A former student member of the CRC, Sébastien Levesque first completed a master’s degree in microbiology under the supervision of Professor Sylvain Moineau, followed by a PhD in molecular medicine under the supervision of Professor Yannick Doyon. He distinguished himself through the excellence of his academic path, notably by receiving a prestigious Banting postdoctoral fellowship.
During his PhD, Sébastien Levesque developed new genome-editing approaches based on CRISPR technologies. These tools facilitated the creation of cellular models for cancer research and the engineering of CAR-T cells for immunotherapy. His work has led to major publications and is now used by research teams around the world.
After earning his PhD in 2022, Sébastien Levesque pursued postdoctoral training at several leading institutions, including Boston Children’s Hospital, Harvard Medical School, the Dana-Farber Cancer Institute and the Broad Institute of MIT and Harvard. Under the supervision of Dr. Daniel E. Bauer, recognized for his contributions to the development of the first CRISPR-based gene therapy approved for clinical use, he contributed to new gene-editing strategies targeting inherited blood disorders and to the improvement of technologies such as prime editing. His work has been published in leading journals, including Nature, Nature Biotechnology and Nature Reviews Drug Discovery.

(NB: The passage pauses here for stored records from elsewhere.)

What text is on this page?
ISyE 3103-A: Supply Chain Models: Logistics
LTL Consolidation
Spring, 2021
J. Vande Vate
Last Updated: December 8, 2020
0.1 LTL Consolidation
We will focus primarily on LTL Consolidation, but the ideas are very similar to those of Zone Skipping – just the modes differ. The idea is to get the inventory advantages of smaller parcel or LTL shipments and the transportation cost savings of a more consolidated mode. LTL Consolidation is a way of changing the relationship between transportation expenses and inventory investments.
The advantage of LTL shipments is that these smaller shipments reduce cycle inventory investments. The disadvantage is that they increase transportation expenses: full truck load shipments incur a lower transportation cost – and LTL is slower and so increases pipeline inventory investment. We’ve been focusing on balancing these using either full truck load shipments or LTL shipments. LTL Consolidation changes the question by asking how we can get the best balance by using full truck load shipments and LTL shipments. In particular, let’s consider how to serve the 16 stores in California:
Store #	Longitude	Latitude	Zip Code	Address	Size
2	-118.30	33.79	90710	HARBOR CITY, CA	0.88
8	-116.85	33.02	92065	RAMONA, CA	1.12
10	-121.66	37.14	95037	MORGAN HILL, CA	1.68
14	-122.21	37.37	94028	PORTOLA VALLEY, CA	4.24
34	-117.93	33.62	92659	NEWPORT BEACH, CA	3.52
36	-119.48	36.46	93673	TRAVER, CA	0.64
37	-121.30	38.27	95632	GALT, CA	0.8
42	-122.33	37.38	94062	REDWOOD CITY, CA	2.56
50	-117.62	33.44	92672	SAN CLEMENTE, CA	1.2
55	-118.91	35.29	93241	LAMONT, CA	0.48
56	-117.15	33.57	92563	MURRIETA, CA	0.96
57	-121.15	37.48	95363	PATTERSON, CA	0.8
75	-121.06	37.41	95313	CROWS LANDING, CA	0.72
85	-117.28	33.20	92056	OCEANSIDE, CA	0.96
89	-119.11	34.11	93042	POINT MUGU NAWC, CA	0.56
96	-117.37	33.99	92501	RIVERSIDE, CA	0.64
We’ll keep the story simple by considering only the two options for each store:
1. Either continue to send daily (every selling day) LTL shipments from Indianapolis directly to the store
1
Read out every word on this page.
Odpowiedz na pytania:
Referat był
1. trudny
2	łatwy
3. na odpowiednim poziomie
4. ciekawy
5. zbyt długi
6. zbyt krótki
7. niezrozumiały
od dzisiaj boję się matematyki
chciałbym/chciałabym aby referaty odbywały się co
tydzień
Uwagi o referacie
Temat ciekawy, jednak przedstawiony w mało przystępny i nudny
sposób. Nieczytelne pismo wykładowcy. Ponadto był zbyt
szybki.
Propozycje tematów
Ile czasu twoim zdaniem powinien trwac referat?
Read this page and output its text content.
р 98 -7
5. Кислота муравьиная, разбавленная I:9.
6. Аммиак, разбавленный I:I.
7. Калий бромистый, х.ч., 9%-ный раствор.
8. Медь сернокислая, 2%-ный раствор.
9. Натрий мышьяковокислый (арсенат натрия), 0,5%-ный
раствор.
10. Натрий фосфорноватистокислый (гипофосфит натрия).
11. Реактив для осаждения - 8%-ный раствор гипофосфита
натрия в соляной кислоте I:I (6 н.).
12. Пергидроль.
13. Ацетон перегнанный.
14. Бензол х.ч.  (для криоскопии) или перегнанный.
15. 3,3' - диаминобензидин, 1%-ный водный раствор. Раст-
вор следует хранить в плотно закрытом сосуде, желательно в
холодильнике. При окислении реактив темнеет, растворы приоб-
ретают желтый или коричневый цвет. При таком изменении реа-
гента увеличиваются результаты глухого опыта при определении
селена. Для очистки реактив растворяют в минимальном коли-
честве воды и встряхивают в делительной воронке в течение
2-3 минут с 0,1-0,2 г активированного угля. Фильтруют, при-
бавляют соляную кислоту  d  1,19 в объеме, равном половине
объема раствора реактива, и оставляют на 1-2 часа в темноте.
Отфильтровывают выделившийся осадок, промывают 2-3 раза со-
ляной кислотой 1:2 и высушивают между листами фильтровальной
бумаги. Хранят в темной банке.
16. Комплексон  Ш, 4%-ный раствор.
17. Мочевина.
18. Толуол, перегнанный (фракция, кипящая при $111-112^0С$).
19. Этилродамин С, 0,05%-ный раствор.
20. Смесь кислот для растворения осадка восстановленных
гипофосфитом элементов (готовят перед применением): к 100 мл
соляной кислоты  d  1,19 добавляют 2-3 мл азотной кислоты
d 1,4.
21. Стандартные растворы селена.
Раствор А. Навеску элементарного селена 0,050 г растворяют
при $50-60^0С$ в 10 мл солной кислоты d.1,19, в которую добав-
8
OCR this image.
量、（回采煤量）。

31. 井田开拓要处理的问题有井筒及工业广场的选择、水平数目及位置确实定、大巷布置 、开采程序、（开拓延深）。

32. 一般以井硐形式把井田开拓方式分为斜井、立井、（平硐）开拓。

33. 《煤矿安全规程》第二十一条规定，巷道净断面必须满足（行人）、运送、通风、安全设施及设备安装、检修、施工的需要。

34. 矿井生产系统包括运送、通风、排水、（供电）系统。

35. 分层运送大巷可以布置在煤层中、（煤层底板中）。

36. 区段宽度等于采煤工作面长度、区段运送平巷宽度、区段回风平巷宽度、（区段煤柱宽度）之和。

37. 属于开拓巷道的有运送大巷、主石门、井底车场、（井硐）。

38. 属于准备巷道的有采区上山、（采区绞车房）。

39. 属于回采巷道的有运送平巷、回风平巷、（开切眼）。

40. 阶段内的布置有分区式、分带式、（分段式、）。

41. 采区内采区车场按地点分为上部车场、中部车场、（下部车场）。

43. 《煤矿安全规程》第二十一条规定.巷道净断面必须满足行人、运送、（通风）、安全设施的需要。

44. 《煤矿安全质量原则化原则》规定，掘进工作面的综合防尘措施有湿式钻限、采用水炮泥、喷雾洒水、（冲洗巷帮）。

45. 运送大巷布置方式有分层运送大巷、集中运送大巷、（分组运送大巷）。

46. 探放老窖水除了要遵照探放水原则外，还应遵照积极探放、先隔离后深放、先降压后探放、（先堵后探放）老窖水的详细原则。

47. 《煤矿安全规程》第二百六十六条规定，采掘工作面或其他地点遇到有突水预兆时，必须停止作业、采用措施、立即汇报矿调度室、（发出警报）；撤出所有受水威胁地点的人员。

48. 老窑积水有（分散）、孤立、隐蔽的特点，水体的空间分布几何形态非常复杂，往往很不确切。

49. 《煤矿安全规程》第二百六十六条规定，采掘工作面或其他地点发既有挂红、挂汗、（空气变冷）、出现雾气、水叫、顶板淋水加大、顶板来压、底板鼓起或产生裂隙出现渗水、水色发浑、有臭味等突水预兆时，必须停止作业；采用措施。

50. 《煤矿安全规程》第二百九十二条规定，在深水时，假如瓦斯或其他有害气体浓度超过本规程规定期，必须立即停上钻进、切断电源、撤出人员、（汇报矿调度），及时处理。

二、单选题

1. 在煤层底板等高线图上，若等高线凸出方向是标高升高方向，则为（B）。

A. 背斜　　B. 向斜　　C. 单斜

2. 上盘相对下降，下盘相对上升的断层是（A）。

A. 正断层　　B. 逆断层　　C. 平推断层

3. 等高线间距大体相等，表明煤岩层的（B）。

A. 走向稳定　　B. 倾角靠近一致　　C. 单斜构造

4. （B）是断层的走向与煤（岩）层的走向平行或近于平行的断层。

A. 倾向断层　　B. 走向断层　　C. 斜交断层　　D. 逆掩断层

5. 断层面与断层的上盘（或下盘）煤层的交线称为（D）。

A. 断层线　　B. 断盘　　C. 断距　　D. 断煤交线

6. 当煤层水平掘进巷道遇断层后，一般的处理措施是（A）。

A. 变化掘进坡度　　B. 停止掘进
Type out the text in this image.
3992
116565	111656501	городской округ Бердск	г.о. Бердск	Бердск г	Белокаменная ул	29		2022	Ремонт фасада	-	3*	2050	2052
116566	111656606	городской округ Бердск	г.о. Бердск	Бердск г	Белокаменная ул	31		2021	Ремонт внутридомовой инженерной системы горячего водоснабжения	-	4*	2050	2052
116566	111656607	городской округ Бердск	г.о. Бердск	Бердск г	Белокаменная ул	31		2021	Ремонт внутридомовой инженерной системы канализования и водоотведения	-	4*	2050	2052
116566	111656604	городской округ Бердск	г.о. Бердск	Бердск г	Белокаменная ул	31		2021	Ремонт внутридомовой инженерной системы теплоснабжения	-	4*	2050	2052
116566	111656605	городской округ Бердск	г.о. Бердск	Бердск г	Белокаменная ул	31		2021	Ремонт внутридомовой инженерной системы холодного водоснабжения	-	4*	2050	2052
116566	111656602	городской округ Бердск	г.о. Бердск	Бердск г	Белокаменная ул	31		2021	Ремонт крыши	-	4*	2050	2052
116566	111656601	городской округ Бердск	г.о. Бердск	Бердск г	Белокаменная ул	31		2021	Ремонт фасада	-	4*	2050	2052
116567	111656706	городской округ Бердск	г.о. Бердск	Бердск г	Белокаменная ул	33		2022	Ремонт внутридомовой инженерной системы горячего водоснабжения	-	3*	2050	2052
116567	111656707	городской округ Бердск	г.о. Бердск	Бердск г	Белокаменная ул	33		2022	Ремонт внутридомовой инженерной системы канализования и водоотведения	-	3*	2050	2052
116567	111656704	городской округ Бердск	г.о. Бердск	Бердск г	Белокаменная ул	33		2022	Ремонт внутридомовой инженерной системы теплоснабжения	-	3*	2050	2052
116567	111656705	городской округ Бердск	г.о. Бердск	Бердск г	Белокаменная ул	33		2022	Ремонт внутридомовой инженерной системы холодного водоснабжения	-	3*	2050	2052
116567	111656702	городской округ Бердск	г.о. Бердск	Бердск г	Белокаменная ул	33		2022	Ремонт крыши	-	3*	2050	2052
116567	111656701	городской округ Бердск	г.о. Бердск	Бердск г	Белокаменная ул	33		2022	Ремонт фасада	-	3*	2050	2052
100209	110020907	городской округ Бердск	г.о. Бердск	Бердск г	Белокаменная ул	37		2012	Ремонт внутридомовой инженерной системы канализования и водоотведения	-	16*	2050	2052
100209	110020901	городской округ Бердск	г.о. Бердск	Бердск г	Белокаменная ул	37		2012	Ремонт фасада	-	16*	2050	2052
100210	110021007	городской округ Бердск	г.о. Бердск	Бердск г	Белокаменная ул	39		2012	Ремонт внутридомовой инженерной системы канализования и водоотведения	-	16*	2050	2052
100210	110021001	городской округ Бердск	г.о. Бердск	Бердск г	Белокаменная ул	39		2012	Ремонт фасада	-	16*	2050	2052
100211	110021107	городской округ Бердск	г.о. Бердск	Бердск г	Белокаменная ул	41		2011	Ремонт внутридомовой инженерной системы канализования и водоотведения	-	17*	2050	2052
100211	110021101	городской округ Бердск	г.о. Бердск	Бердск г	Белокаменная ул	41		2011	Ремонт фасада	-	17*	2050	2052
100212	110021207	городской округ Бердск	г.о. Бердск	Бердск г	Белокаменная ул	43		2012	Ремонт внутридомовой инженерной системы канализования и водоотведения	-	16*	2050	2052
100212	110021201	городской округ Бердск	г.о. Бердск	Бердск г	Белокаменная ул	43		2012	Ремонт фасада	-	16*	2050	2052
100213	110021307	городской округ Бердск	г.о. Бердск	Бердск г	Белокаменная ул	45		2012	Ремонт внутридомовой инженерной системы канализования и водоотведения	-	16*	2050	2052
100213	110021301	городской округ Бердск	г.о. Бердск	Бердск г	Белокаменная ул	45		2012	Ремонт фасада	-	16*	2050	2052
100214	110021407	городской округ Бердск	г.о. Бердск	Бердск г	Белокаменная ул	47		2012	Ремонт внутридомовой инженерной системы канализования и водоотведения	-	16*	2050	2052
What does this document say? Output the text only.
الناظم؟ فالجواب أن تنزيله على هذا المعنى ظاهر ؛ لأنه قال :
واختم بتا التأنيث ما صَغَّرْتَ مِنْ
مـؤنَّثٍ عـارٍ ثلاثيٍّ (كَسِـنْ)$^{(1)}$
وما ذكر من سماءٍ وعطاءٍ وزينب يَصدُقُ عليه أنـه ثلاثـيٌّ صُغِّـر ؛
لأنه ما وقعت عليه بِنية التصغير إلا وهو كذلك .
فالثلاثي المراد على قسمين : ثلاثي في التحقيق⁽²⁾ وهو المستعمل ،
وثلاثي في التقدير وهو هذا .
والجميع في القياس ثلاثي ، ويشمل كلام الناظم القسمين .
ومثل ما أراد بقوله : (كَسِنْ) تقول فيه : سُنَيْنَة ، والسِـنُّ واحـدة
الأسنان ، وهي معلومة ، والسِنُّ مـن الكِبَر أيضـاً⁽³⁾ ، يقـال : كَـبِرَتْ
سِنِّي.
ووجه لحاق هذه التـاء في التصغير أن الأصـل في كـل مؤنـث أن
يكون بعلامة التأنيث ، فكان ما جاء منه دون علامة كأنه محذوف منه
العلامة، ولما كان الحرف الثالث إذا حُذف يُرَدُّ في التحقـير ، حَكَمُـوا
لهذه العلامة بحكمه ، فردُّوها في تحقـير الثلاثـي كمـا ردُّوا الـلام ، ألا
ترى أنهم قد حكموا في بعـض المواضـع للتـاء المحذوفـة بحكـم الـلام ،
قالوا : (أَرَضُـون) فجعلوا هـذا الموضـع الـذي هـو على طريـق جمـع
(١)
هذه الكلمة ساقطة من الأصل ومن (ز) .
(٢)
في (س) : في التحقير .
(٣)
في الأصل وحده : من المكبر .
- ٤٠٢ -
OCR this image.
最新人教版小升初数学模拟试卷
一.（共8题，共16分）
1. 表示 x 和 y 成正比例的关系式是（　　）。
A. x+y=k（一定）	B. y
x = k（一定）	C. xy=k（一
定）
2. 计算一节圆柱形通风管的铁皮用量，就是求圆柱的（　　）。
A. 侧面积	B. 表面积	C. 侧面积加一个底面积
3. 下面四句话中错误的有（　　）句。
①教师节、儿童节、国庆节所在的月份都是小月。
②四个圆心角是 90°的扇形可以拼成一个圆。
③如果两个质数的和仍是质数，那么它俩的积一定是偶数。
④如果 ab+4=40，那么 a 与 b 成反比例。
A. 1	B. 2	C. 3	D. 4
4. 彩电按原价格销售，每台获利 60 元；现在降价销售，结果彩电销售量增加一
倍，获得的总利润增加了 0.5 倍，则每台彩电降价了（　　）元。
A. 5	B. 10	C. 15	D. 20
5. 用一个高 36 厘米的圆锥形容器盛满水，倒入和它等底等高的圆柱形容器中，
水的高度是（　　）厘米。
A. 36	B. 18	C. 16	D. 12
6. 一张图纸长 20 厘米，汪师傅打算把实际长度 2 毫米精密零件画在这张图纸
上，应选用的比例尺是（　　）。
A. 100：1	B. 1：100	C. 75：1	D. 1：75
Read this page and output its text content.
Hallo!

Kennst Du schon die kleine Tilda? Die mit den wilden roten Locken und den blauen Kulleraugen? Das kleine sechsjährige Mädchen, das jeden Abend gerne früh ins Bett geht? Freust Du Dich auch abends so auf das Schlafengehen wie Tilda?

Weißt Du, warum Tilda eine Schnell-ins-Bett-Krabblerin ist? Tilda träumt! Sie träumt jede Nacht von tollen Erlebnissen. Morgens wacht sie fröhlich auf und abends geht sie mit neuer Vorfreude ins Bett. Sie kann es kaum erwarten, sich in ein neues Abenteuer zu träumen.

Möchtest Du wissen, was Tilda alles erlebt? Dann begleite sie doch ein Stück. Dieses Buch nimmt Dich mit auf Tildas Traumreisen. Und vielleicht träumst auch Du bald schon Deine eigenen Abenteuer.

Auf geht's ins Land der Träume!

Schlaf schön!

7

Since April 2026, Sébastien Levesque has been a principal investigator at the Centre de recherche du CHU de Québec–Université Laval, within the Reproduction, Maternal and Child Health research axis. He also joined the Department of Pediatrics in the Faculty of Medicine at Université Laval as an assistant professor in July 2026.
His research program focuses on the development of precision genome-editing technologies applied to functional genomics, gene therapy and cancer immunotherapy. His team designs new tools based on protein and RNA engineering to make therapeutic genome editing more efficient, precise and safe. These approaches could accelerate the development of treatments for rare genetic diseases and improve cell therapies against cancer, including next-generation CAR-T cells.
The CRC welcomes him and wishes him great success in developing his research program and training the next generation of scientists.